Thousands of samples are needed to generate a robust gene list for predicting outcome in cancer.

Predicting at the time of discovery the prognosis and metastatic potential of cancer is a major challenge in current clinical research. Numerous recent studies searched for gene expression signatures that outperform traditionally used clinical parameters in outcome prediction. Finding such a signature will free many patients of the suffering and toxicity associated with adjuvant chemotherapy given to them under current protocols, even though they do not need such treatment. A reliable set of predictive genes also will contribute to a better understanding of the biological mechanism of metastasis. Several groups have published lists of predictive genes and reported good predictive performance based on them. However, the gene lists obtained for the same clinical types of patients by different groups differed widely and had only very few genes in common. This lack of agreement raised doubts about the reliability and robustness of the reported predictive gene lists, and the main source of the problem was shown to be the small number of samples that were used to generate the gene lists.
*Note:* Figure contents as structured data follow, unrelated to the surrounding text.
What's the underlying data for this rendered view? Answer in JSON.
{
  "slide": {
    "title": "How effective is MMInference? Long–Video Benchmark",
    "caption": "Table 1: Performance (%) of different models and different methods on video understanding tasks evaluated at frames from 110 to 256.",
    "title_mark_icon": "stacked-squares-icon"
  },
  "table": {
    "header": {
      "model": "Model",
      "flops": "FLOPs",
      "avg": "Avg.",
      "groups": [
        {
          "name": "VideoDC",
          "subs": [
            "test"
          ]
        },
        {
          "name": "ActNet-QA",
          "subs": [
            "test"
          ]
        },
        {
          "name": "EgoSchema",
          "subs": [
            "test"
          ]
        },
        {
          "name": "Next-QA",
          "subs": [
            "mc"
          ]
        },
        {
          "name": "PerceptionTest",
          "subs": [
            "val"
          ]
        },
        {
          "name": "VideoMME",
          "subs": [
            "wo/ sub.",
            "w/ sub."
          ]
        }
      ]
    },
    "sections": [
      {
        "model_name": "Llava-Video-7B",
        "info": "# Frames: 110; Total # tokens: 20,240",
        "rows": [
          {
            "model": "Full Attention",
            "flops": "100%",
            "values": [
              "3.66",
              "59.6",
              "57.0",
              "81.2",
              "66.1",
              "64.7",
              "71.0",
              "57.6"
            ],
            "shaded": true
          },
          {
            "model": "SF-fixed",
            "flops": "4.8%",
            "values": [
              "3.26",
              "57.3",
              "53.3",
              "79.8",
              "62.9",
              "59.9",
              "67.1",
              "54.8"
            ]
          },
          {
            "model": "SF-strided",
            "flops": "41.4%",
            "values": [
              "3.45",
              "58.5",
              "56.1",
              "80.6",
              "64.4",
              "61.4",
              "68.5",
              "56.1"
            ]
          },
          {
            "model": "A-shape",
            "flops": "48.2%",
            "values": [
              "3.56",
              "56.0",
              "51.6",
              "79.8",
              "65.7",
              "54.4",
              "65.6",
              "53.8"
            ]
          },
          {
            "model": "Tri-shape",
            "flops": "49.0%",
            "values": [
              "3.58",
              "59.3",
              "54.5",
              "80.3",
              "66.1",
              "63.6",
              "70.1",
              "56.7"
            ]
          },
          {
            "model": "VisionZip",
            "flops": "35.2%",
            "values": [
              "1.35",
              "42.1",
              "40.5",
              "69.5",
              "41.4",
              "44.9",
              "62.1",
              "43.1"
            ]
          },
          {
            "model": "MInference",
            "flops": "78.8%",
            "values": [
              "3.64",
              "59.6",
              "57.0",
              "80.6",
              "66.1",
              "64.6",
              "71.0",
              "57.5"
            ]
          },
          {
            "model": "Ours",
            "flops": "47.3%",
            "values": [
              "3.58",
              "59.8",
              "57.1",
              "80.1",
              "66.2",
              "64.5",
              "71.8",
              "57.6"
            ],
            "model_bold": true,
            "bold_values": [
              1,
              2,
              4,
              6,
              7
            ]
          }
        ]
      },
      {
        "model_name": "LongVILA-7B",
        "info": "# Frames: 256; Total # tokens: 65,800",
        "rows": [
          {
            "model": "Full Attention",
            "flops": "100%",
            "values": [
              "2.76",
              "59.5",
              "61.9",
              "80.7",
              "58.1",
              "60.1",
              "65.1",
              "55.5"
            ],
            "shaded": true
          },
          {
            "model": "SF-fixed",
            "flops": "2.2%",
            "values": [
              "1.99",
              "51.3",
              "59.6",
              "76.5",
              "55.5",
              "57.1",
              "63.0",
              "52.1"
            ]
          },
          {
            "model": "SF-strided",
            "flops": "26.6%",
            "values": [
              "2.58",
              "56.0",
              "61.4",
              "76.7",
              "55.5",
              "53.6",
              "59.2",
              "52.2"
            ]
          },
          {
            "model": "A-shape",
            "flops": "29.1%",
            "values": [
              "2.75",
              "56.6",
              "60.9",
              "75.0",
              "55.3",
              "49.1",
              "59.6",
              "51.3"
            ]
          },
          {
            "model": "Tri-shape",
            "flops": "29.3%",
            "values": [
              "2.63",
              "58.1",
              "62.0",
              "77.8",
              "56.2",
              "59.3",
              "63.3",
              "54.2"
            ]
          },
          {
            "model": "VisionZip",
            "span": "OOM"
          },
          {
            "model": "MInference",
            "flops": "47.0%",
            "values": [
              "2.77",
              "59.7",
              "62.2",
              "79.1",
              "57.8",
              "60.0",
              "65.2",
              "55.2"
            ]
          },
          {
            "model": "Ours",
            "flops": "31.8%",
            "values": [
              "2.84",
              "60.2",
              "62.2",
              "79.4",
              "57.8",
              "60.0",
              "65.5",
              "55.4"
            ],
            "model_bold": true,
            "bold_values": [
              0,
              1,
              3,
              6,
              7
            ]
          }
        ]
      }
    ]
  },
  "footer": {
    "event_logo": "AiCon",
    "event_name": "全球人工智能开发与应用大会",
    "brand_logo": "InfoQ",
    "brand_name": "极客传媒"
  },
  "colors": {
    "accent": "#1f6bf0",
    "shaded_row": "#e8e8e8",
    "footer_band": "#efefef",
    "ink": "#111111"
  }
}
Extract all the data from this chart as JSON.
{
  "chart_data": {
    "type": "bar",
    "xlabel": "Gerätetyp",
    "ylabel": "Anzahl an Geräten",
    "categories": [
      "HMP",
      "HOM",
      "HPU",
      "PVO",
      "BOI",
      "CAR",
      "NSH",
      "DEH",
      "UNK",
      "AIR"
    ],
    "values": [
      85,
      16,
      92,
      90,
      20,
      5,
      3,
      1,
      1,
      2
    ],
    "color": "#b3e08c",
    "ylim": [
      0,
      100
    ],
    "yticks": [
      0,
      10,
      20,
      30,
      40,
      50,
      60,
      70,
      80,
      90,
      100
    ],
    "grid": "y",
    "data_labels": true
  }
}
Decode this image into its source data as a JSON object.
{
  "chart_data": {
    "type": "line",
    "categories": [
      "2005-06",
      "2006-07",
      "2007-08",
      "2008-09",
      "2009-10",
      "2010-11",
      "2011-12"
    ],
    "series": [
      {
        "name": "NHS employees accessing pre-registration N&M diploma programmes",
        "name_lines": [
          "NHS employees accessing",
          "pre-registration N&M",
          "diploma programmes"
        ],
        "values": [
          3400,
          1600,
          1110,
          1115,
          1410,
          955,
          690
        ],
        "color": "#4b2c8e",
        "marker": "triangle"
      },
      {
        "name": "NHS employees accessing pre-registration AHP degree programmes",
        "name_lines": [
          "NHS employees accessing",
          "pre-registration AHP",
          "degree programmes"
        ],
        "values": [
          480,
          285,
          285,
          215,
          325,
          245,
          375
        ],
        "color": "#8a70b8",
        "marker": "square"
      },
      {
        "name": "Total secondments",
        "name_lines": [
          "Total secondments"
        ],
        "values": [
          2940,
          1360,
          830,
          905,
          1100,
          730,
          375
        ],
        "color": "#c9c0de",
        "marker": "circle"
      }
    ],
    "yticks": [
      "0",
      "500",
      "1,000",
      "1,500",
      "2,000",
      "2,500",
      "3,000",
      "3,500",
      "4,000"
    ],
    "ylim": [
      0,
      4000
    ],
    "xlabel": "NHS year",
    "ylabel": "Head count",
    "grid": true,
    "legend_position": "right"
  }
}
Here, we introduce a previously undescribed mathematical method, probably approximately correct (PAC) sorting, for evaluating the robustness of such lists. We calculate for several published data sets the number of samples that are needed to achieve any desired level of reproducibility. For example, to achieve a typical overlap of 50% between two predictive lists of genes, breast cancer studies would need the expression profiles of several thousand early discovery patients.